A robust economy fueled by a strong mining industry, continued export demand from countries such as China, cautious lending policies and a scarcity of office and retail space in some cities is fueling continued real estate expansion in Australia.
“The broader Australian economy is strong,” explains Roy Sheargold, Chairman of the Sheargold Group, a property development company in Sydney and a ULI Foundation Trustee. “As a result, confidence in commercial real estate is re-emerging and vacancy rates are falling. This strength in the economy is largely a result of continued rapid growth in the export of natural resources which flows through to the rest of the economy.”
Immigration is also rising, Sheargold says, and the country’s population increase — combined with natural growth — has created strong demand for residential housing. “However, housing construction has fallen short of demand for many years,” Sheargold explains. “This is not so evident in the state of Victoria, where Melbourne is located, and Western Australia, whose capital city is Perth,” says Sheargold. “But in New South Wales — Australia’s most populous state which includes Sydney — the shortfall in housing is significant. And strong increases in population should also be positive for retail space.”
David Southon, Joint Managing Director of Charter Hall Group, a specialist property funds management and development company based in Sydney, notes the Australian economy has a comparatively low unemployment rate of 5.1%, gross domestic product (GDP) growth of 3.3% per year and solid consumer confidence.

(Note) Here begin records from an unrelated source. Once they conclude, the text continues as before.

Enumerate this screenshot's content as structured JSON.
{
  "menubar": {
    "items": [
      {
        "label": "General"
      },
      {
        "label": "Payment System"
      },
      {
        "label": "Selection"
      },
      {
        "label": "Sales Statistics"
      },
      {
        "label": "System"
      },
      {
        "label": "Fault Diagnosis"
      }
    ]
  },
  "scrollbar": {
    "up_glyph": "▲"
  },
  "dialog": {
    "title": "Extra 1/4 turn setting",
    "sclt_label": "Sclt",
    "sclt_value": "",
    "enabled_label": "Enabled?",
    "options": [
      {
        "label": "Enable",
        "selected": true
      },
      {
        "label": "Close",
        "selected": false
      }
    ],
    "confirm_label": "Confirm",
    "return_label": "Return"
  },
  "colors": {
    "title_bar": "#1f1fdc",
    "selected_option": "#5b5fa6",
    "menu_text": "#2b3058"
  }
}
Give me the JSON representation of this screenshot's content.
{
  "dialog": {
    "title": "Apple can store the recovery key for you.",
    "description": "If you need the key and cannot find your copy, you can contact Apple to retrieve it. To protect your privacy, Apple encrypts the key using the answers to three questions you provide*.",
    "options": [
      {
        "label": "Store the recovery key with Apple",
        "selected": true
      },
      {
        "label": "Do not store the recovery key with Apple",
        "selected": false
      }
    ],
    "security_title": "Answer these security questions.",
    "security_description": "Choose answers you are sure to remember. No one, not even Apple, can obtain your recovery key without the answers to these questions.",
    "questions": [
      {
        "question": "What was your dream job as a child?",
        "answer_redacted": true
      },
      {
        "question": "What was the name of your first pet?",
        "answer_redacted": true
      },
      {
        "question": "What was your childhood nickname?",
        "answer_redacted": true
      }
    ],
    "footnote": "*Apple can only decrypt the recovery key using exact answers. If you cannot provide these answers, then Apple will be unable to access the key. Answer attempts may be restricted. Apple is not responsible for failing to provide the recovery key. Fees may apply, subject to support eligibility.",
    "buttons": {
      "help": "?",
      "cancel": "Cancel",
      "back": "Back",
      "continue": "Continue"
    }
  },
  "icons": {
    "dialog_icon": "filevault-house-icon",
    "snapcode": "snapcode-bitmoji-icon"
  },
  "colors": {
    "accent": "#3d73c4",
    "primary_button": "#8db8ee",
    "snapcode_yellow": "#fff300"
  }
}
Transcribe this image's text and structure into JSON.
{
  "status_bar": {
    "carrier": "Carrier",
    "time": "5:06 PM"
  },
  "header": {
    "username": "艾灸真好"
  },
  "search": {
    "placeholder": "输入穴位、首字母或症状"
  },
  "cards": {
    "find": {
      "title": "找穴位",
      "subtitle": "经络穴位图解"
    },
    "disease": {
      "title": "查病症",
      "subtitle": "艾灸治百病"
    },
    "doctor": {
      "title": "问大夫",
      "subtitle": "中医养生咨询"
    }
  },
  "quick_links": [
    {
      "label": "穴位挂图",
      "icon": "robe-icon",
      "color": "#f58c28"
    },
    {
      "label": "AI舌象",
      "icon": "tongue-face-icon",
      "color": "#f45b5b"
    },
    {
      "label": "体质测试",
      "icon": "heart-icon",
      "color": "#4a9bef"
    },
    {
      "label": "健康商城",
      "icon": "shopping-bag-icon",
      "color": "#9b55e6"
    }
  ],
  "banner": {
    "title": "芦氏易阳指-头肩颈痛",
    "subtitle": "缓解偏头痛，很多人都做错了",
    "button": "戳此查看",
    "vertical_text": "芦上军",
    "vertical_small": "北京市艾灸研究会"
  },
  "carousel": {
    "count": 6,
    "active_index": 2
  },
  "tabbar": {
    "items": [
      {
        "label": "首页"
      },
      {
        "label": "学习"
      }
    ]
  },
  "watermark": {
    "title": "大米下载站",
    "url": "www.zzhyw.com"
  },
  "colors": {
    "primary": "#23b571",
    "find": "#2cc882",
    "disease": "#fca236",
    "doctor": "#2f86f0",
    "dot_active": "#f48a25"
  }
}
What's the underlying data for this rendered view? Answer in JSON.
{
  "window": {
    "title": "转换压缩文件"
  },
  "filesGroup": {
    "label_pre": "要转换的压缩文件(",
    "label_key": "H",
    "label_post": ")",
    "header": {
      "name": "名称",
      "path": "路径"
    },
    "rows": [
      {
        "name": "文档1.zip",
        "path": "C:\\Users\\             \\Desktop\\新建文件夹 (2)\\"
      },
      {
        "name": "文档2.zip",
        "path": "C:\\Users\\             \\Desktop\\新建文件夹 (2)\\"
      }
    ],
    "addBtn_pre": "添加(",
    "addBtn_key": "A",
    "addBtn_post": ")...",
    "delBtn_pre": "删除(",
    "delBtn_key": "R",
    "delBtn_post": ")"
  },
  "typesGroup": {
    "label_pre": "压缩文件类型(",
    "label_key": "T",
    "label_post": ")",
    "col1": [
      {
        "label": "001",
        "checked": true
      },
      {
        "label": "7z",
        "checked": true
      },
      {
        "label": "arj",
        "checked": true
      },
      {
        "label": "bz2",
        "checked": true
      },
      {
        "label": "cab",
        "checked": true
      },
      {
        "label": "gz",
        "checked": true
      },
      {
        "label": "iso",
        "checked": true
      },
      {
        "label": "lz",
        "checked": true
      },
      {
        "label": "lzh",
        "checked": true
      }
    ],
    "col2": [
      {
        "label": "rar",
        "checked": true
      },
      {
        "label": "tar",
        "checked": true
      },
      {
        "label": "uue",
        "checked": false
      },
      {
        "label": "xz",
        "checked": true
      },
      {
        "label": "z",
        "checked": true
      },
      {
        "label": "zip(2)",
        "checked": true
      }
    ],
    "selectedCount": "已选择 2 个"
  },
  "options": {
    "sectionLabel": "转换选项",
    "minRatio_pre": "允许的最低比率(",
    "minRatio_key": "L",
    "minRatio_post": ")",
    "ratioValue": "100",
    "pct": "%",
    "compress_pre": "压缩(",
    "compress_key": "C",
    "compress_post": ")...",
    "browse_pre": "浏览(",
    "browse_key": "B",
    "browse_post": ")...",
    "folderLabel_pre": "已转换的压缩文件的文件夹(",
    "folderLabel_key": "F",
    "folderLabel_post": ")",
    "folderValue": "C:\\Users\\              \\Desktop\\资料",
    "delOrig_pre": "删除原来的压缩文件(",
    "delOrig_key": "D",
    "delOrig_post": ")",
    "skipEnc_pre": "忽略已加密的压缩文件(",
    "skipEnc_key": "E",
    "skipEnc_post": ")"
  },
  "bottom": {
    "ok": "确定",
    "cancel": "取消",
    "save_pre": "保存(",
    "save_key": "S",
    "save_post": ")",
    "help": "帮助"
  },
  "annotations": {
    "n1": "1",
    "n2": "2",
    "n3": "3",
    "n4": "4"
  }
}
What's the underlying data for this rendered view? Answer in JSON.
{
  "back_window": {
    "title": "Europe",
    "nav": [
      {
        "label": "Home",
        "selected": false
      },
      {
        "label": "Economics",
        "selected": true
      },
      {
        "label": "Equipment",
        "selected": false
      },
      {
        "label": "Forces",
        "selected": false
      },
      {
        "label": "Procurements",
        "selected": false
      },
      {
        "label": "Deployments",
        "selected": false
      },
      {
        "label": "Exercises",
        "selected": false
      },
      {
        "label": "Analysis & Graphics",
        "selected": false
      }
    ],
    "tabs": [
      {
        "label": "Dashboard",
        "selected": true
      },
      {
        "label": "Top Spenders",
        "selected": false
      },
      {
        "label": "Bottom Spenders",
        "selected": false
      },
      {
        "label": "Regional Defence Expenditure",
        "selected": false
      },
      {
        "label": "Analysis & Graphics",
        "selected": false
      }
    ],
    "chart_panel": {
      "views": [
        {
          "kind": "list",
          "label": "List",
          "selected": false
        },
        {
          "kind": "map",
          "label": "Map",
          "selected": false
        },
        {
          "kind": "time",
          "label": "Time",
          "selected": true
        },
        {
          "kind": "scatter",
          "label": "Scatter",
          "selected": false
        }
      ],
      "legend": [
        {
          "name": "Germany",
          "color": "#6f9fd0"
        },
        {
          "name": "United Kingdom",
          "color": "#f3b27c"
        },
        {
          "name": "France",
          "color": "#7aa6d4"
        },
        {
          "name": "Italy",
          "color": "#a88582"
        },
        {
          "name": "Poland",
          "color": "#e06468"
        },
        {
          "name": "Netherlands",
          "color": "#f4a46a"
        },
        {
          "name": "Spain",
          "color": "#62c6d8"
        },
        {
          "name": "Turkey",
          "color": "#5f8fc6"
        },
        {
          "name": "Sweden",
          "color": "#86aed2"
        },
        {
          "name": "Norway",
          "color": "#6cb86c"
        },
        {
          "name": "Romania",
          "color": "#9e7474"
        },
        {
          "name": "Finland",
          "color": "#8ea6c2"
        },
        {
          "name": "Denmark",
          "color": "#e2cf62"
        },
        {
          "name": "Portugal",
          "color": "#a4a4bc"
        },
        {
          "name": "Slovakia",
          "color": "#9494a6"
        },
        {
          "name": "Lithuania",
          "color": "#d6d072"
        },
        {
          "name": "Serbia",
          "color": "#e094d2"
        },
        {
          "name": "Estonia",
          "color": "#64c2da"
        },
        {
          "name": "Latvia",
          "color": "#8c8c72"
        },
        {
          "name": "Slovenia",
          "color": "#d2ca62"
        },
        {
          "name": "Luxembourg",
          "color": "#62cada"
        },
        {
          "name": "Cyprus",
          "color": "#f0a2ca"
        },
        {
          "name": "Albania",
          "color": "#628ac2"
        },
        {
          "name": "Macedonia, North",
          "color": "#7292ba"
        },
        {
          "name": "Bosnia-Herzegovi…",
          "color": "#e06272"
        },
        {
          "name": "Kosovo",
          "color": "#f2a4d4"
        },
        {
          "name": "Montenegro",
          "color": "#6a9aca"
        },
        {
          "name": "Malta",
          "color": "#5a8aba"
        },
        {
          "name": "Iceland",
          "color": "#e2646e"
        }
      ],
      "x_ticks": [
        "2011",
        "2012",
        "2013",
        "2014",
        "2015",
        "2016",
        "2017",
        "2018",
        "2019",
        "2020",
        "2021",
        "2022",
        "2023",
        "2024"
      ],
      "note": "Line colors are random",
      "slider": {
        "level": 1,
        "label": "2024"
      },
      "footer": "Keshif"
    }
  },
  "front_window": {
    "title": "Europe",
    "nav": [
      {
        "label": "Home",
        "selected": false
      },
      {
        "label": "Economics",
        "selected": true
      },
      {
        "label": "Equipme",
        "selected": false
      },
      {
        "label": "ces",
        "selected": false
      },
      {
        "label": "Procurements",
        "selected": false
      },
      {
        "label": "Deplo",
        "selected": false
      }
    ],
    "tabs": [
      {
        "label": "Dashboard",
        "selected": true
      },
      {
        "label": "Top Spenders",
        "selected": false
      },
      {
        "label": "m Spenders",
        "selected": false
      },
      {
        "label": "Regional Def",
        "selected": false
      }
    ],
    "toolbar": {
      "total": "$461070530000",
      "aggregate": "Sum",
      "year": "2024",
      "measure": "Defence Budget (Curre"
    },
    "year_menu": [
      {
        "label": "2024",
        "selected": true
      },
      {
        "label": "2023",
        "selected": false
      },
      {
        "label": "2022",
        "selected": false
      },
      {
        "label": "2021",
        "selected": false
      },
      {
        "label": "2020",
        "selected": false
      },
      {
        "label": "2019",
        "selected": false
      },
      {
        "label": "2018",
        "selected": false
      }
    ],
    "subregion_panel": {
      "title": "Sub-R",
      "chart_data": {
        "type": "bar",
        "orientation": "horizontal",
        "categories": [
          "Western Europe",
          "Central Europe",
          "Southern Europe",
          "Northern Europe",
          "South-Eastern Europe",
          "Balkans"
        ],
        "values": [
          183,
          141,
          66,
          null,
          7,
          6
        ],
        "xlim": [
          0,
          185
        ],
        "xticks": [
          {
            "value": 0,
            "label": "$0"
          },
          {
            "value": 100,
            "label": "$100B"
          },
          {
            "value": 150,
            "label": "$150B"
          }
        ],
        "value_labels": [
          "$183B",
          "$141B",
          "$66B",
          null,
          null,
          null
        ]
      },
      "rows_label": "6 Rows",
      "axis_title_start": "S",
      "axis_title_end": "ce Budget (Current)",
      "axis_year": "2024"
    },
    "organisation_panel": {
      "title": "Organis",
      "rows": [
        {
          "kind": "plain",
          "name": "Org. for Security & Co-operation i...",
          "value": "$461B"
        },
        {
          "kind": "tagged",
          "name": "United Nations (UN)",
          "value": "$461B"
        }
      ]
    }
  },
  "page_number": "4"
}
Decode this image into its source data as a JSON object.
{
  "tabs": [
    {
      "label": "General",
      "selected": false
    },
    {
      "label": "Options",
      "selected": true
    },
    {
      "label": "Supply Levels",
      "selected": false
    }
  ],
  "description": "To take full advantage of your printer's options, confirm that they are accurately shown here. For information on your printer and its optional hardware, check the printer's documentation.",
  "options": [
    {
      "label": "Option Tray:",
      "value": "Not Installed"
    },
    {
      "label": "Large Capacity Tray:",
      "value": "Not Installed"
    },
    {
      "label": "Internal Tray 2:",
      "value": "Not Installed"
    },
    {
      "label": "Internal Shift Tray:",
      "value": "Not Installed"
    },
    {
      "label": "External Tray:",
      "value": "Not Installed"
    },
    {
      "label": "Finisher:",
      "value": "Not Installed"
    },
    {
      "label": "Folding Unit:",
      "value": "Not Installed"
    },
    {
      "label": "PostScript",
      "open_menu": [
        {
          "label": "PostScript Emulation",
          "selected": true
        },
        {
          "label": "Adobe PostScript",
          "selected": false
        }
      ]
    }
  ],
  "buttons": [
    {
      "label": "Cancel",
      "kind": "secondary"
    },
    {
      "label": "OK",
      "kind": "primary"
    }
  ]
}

“Property is cyclical and we believe the Australian property market is now at the bottom of the cycle as we are seeing not only an improvement in economic conditions but also a strengthening of underlying property fundamentals” he says.
Improving economic conditions are key to driving demand across property markets, says Southon, “and we are already seeing increased tenant enquiries and subsequent leasing activity across our office, industrial and retail portfolios in all markets in which we invest. This combined with a limited supply of new buildings, following project delays as a result of the financial crisis, has resulted in a stabilization of vacancy rates.”
Real estate activity remains healthy. One of the world’s largest retail developers, Westfield, is in the midst of a $600 million redevelopment in Sydney’s central business district that will integrate three existing sites on Pitt St. Mall into one iconic retail centre. The development, Westfield Sydney, is expected to be completed in stages through 2012 and includes the remodeling of the 100 Market Street office tower and a new 27-story office tower at 85 Castlereagh Street.
Also in Australia’s largest city, work has begun on Lend Lease’s Barangaroo South development, a 54-acre (22-ha) site including 5.3 million square feet (490,000 m2) of residential, commercial, retail and leisure space. Barangaroo South is forecast to contribute over $1.5 billion a year to the Sydney area economy and is predicted to become one of the greenest residential, leisure and business centers in the world.
Says Sheargold of the Sheargold Group: “Fundamental drivers such as increasing immigration, strong demand and a robust economy should remain in place throughout 2011 ensuring continuing robust real estate markets.”